ST. LOUIS — If their time together on the ice — warming up at Brentwood Ice Arena before the sun rises — is considered “friendly competition,” then Natalie Friis and Isabelle Forster both get and give high marks.
“She's always been like my standard for how to skate, and she's very fun to watch,” Friis said of Forster. “She's very, very talented.”
“She is one of the prettiest skaters at our rink, I think. And she just works her butt off,” said Forster of Friis. “She’s really good.”
The high school seniors, Forster at University City, Friis at St. Charles West, have skated together for years.
“I did a ‘learn to skate’ with my friends for a birthday party, and I just liked it,” said Friis, who says she’s been hooked ever since.
For the past six years, Natalie's spent about six hours a week on the ice — and more ahead of competition — on top of a job, high school, preparing for college, dance team and enough other teenage activities to make your head spin. What keeps her committed?
“It's genuinely just a really fun feeling,” she said. She also plans to join the club figure skating team at her college next fall. “I like the more like creative dancing side to a little more than the technical side. But I also like the athleticism that comes with it.”
Forster hardly remembers life before lacing up: her mom is a figure-skating coach.
“I'm guessing that I liked it,” she laughs.
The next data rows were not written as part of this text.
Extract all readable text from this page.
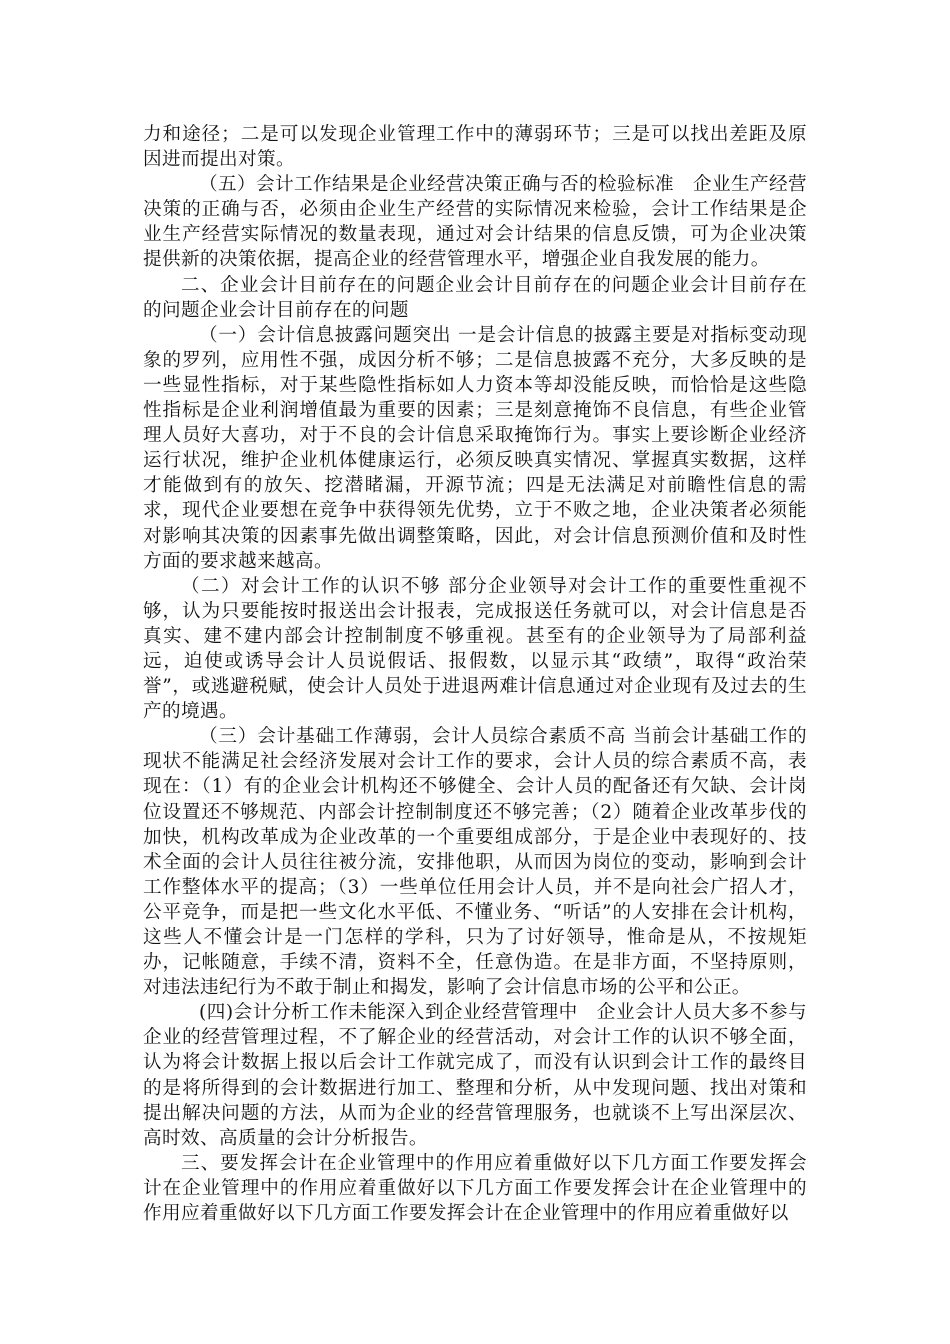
力和途径；二是可以发现企业管理工作中的薄弱环节；三是可以找出差距及原因进而提出对策。

（五）会计工作结果是企业经营决策正确与否的检验标准　企业生产经营决策的正确与否，必须由企业生产经营的实际情况来检验，会计工作结果是企业生产经营实际情况的数量表现，通过对会计结果的信息反馈，可为企业决策提供新的决策依据，提高企业的经营管理水平，增强企业自我发展的能力。

二、企业会计目前存在的问题企业会计目前存在的问题企业会计目前存在的问题企业会计目前存在的问题

（一）会计信息披露问题突出 一是会计信息的披露主要是对指标变动现象的罗列，应用性不强，成因分析不够；二是信息披露不充分，大多反映的是一些显性指标，对于某些隐性指标如人力资本等却没能反映，而恰恰是这些隐性指标是企业利润增值最为重要的因素；三是刻意掩饰不良信息，有些企业管理人员好大喜功，对于不良的会计信息采取掩饰行为。事实上要诊断企业经济运行状况，维护企业机体健康运行，必须反映真实情况、掌握真实数据，这样才能做到有的放矢、挖潜睹漏，开源节流；四是无法满足对前瞻性信息的需求，现代企业要想在竞争中获得领先优势，立于不败之地，企业决策者必须能对影响其决策的因素事先做出调整策略，因此，对会计信息预测价值和及时性方面的要求越来越高。

（二）对会计工作的认识不够 部分企业领导对会计工作的重要性重视不够，认为只要能按时报送出会计报表，完成报送任务就可以，对会计信息是否真实、建不建内部会计控制制度不够重视。甚至有的企业领导为了局部利益远，迫使或诱导会计人员说假话、报假数，以显示其“政绩”，取得“政治荣誉”，或逃避税赋，使会计人员处于进退两难计信息通过对企业现有及过去的生产的境遇。

（三）会计基础工作薄弱，会计人员综合素质不高 当前会计基础工作的现状不能满足社会经济发展对会计工作的要求，会计人员的综合素质不高，表现在：（1）有的企业会计机构还不够健全、会计人员的配备还有欠缺、会计岗位设置还不够规范、内部会计控制制度还不够完善；（2）随着企业改革步伐的加快，机构改革成为企业改革的一个重要组成部分，于是企业中表现好的、技术全面的会计人员往往被分流，安排他职，从而因为岗位的变动，影响到会计工作整体水平的提高；（3）一些单位任用会计人员，并不是向社会广招人才，公平竞争，而是把一些文化水平低、不懂业务、“听话”的人安排在会计机构，这些人不懂会计是一门怎样的学科，只为了讨好领导，惟命是从，不按规矩办，记帐随意，手续不清，资料不全，任意伪造。在是非方面，不坚持原则，对违法违纪行为不敢于制止和揭发，影响了会计信息市场的公平和公正。

(四)会计分析工作未能深入到企业经营管理中　企业会计人员大多不参与企业的经营管理过程，不了解企业的经营活动，对会计工作的认识不够全面，认为将会计数据上报以后会计工作就完成了，而没有认识到会计工作的最终目的是将所得到的会计数据进行加工、整理和分析，从中发现问题、找出对策和提出解决问题的方法，从而为企业的经营管理服务，也就谈不上写出深层次、高时效、高质量的会计分析报告。

三、要发挥会计在企业管理中的作用应着重做好以下几方面工作要发挥会计在企业管理中的作用应着重做好以下几方面工作要发挥会计在企业管理中的作用应着重做好以下几方面工作要发挥会计在企业管理中的作用应着重做好以
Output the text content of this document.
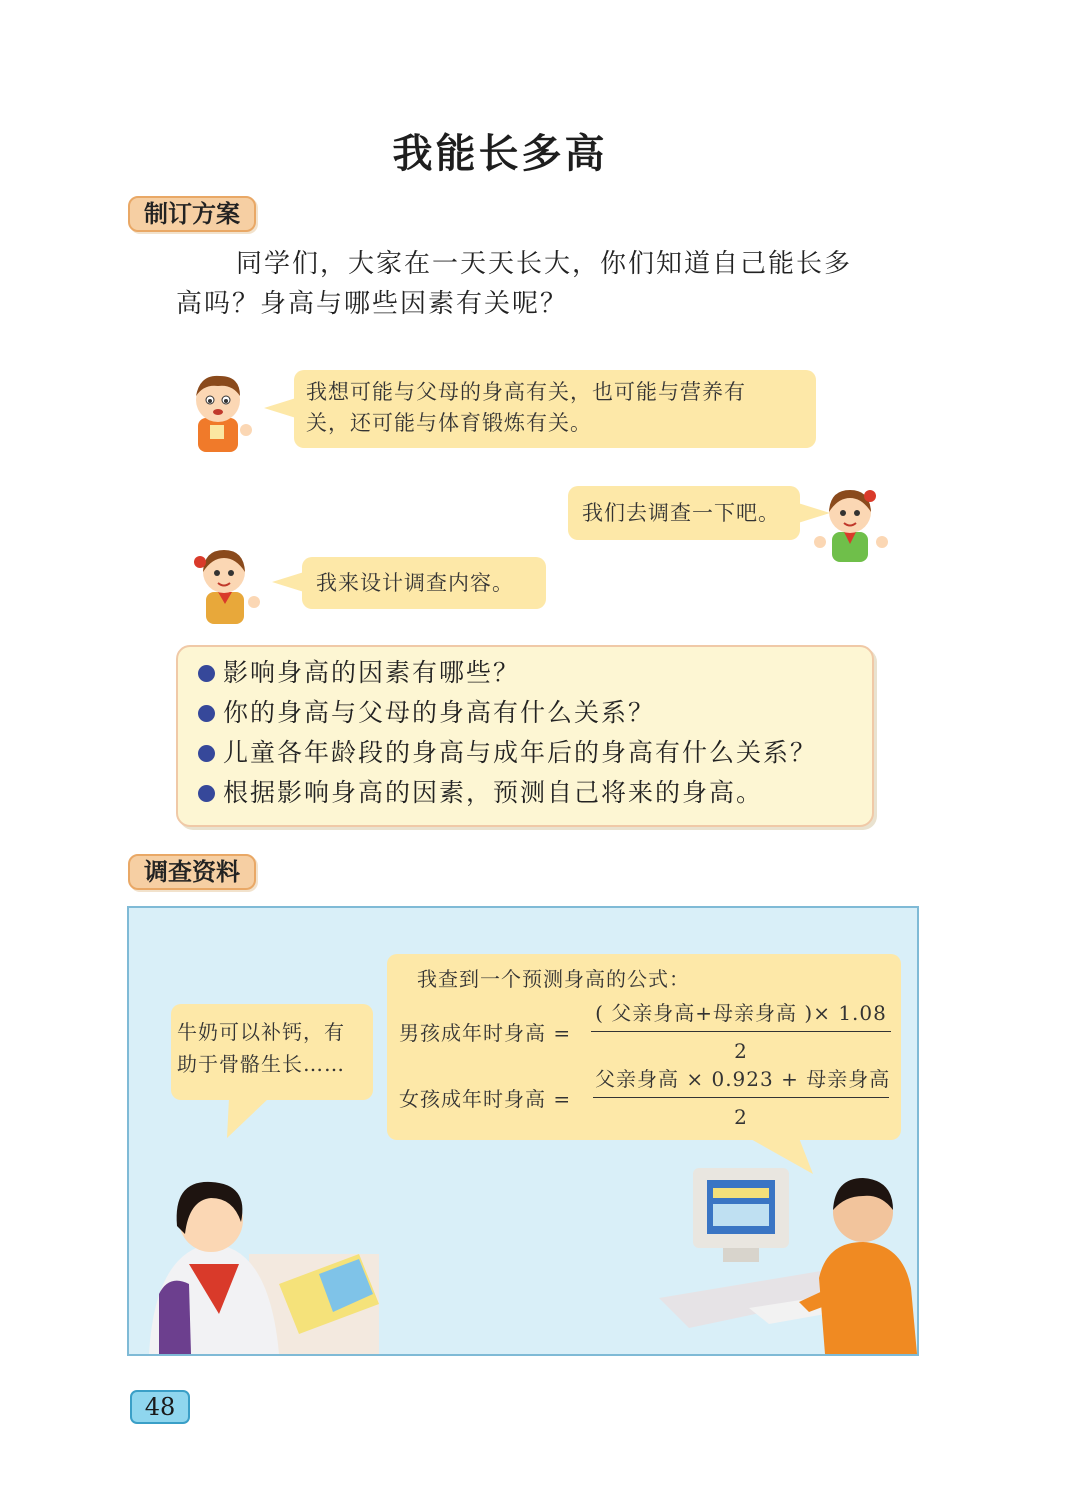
我能长多高
制订方案
同学们，大家在一天天长大，你们知道自己能长多
高吗？身高与哪些因素有关呢？
我想可能与父母的身高有关，也可能与营养有
关，还可能与体育锻炼有关。
我们去调查一下吧。
我来设计调查内容。
影响身高的因素有哪些？
你的身高与父母的身高有什么关系？
儿童各年龄段的身高与成年后的身高有什么关系？
根据影响身高的因素，预测自己将来的身高。
调查资料
牛奶可以补钙，有
助于骨骼生长……
我查到一个预测身高的公式：
男孩成年时身高 =
( 父亲身高+母亲身高 )× 1.08
2
女孩成年时身高 =
父亲身高 × 0.923 + 母亲身高
2
48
She hopes to also be a coach one day, and she’s already padding her resume with gold.
“I am now a double gold medalist in US figure skating,” she said.
In the Winter Olympics, she said she’s most excited to watch Mariah Bell and Jason Brown skate for Team USA.
“What I've learned with passing some tests is you have to keep going if you really want to get something, no matter how hard it is, because in the end you're going to get what you want.”
Though figure skating is an individual sport, the girls prove it's more than slick jumps that lift them up.
“It's very easy to make friends in the skating community sharing like one common thing and because it's so unique, it brings everyone together,” said Friis. “We're pretty good friends. We have a lot of fun together.”
“We get to cheer each other on,” added Forster.